Title "미세조정된 VideoLLaMA2 기반의 멀티모달 보행자 횡단 의도 예측"
(2024) A paper has been accepted for publication in Accident Analysis and Prevention (Top 5%)
Title: "Integrating visual and community environments in a motorcycle crash and casualty estimation"
(2024) Papers by Seokjun Hong, Jeonghoon Song, and Hyunsik Min were selected as Best Papers at the 70th Summer Conference of the Korea Computer and Information Science Society.
Title:"DDSP-SVC를 활용한 AI 음성 변환 모델" (Jeonghoon Song)
Title:"차량 내 방송 매체의 은어·속어 감지 및 필터링 시스템" (Seokjun Hong)
Title: "도시 환경 내 교통소음 인식 및 분류를 위한 모델 개발" (Hyunsik Min)
(2024) We are pleased to share that the following undergraduate students from our lab have been selected for the 2024 ETRI Undergraduate Internship Program: Joobin Jin, Jeonghoon Song, Sunghun Kim, Jinseong Kim, Jaegyun Lim, Howoo Lee
(2024) A paper has been accepted for publication in Advances in Engineering Software.
Title: "A novel approach for reliable pedestrian trajectory collection with behavior-based trajectory reconstruction for urban surveillance systems"
(2024) Joobin Jin’s paper was selected as an Best Paper (General Oral Session) at the 2024 Spring Conference of the Korean Society of Intelligent Transport Systems.
Title: "데이터 큐브 모델을 활용한 상업용 차량 위험운전 행동 다차원 분석"
(2024) We have 1 paper accepted in Environmental Design Research Association (EDRA) 55.
Title: "Towards Human-Centered Urban Safety: Designing Urban Environments to Prevent Motorcycle Accidents"
(2024) A paper by Byeonghun Kim has been accepted for publication in the Journal of Advanced Transportation.
Title: "Method on Efficient Operation of Multiple Models for Vision‐Based In‐Flight Risky Behavior Recognition in UAM Safety and Security"
(2024) A paper has been accepted for publication in Applied Geography.
Title: "How do crosswalk delays affect pedestrian access in zoning areas?

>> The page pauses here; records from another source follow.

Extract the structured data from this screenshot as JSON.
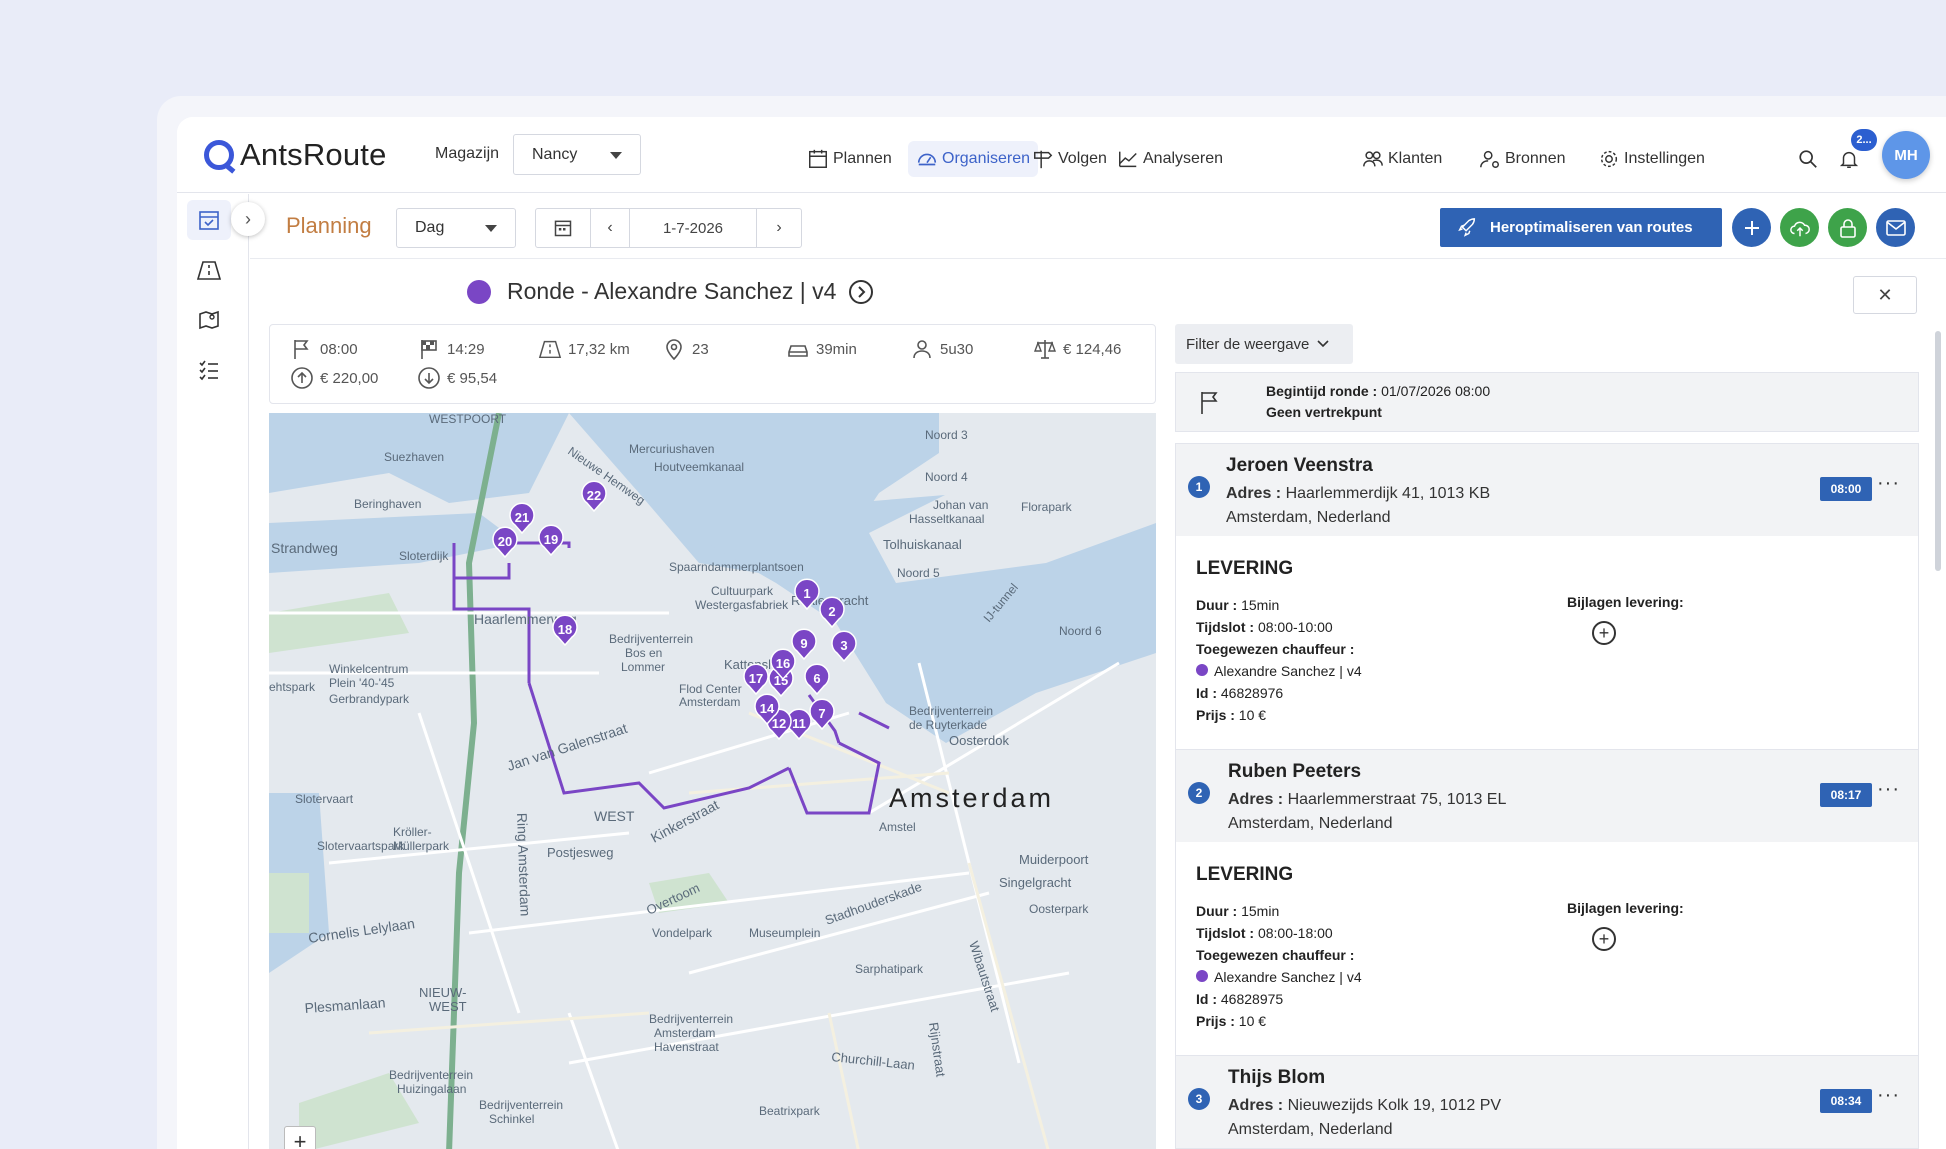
{
  "brand": {
    "name": "AntsRoute"
  },
  "header": {
    "warehouse_label": "Magazijn",
    "warehouse_value": "Nancy",
    "nav": [
      {
        "label": "Plannen",
        "icon": "calendar-icon"
      },
      {
        "label": "Organiseren",
        "icon": "dashboard-icon",
        "active": true
      },
      {
        "label": "Volgen",
        "icon": "signpost-icon"
      },
      {
        "label": "Analyseren",
        "icon": "chart-icon"
      }
    ],
    "right_nav": [
      {
        "label": "Klanten",
        "icon": "users-icon"
      },
      {
        "label": "Bronnen",
        "icon": "user-gear-icon"
      },
      {
        "label": "Instellingen",
        "icon": "gear-icon"
      }
    ],
    "notification_badge": "2...",
    "avatar_initials": "MH"
  },
  "toolbar": {
    "title": "Planning",
    "view_value": "Dag",
    "date": "1-7-2026",
    "reoptimize_label": "Heroptimaliseren van routes",
    "accent": "#2f63b4"
  },
  "route": {
    "title": "Ronde - Alexandre Sanchez | v4",
    "color": "#7a46c5",
    "stats": {
      "start": "08:00",
      "end": "14:29",
      "distance": "17,32 km",
      "stops": "23",
      "drive_time": "39min",
      "work_time": "5u30",
      "cost": "€ 124,46",
      "revenue": "€ 220,00",
      "expense": "€ 95,54"
    }
  },
  "panel": {
    "filter_label": "Filter de weergave",
    "start_label": "Begintijd ronde :",
    "start_value": "01/07/2026 08:00",
    "no_depot": "Geen vertrekpunt",
    "labels": {
      "address": "Adres :",
      "duration": "Duur :",
      "slot": "Tijdslot :",
      "driver": "Toegewezen chauffeur :",
      "id": "Id :",
      "price": "Prijs :",
      "attachments": "Bijlagen levering:",
      "delivery": "LEVERING"
    },
    "stops": [
      {
        "num": "1",
        "name": "Jeroen Veenstra",
        "addr1": "Haarlemmerdijk 41, 1013 KB",
        "addr2": "Amsterdam, Nederland",
        "time": "08:00",
        "duration": "15min",
        "slot": "08:00-10:00",
        "driver": "Alexandre Sanchez | v4",
        "id": "46828976",
        "price": "10 €"
      },
      {
        "num": "2",
        "name": "Ruben Peeters",
        "addr1": "Haarlemmerstraat 75, 1013 EL",
        "addr2": "Amsterdam, Nederland",
        "time": "08:17",
        "duration": "15min",
        "slot": "08:00-18:00",
        "driver": "Alexandre Sanchez | v4",
        "id": "46828975",
        "price": "10 €"
      },
      {
        "num": "3",
        "name": "Thijs Blom",
        "addr1": "Nieuwezijds Kolk 19, 1012 PV",
        "addr2": "Amsterdam, Nederland",
        "time": "08:34"
      }
    ]
  },
  "map": {
    "city_label": "Amsterdam",
    "labels": [
      "WESTPOORT",
      "Suezhaven",
      "Beringhaven",
      "Mercuriushaven",
      "Houtveemkanaal",
      "Nieuwe Hemweg",
      "Spaarndammerplantsoen",
      "Cultuurpark Westergasfabriek",
      "Haarlemmerweg",
      "Sloterdijk",
      "Bedrijventerrein Bos en Lommer",
      "Gerbrandypark",
      "Winkelcentrum Plein '40-'45",
      "Kattenslot",
      "Flod Center Amsterdam",
      "Realengracht",
      "Tolhuiskanaal",
      "Noord 3",
      "Noord 4",
      "Noord 5",
      "Noord 6",
      "Florapark",
      "Johan van Hasseltkanaal",
      "IJ-tunnel",
      "Oosterdok",
      "Bedrijventerrein de Ruyterkade",
      "Jan van Galenstraat",
      "WEST",
      "Kinkerstraat",
      "Postjesweg",
      "Overtoom",
      "Vondelpark",
      "Museumplein",
      "Stadhouderskade",
      "Sarphatipark",
      "Muiderpoort",
      "Singelgracht",
      "Oosterpark",
      "Slotervaart",
      "Kröller-Müllerpark",
      "Slotervaartspark",
      "Ring Amsterdam",
      "Cornelis Lelylaan",
      "Plesmanlaan",
      "NIEUW-WEST",
      "Churchill-Laan",
      "Beatrixpark",
      "Amstel",
      "Wibautstraat",
      "Rijnstraat",
      "Bedrijventerrein Amsterdam Havenstraat",
      "Bedrijventerrein Huizingalaan",
      "Bedrijventerrein Schinkel"
    ],
    "markers": [
      "1",
      "2",
      "3",
      "6",
      "7",
      "9",
      "11",
      "12",
      "14",
      "15",
      "16",
      "17",
      "18",
      "19",
      "20",
      "21",
      "22"
    ]
  }
}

Walking access reduction by signalized crosswalks in Seoul, South Korea"
(2023) Joobin Jin’s paper was selected as an Best Paper (General Oral Session) at the 2023 Fall Conference of the Korean Society of Intelligent Transport Systems.
Title: "데이터 큐브 모델을 활용한 스쿨존에서의 교통 사고 분석"
(2023) We are pleased to announce the launch of the Smart Autonomous & Infrastructure Lab (SAIL) in the Department of AI and Big Data at Soonchunhyang University.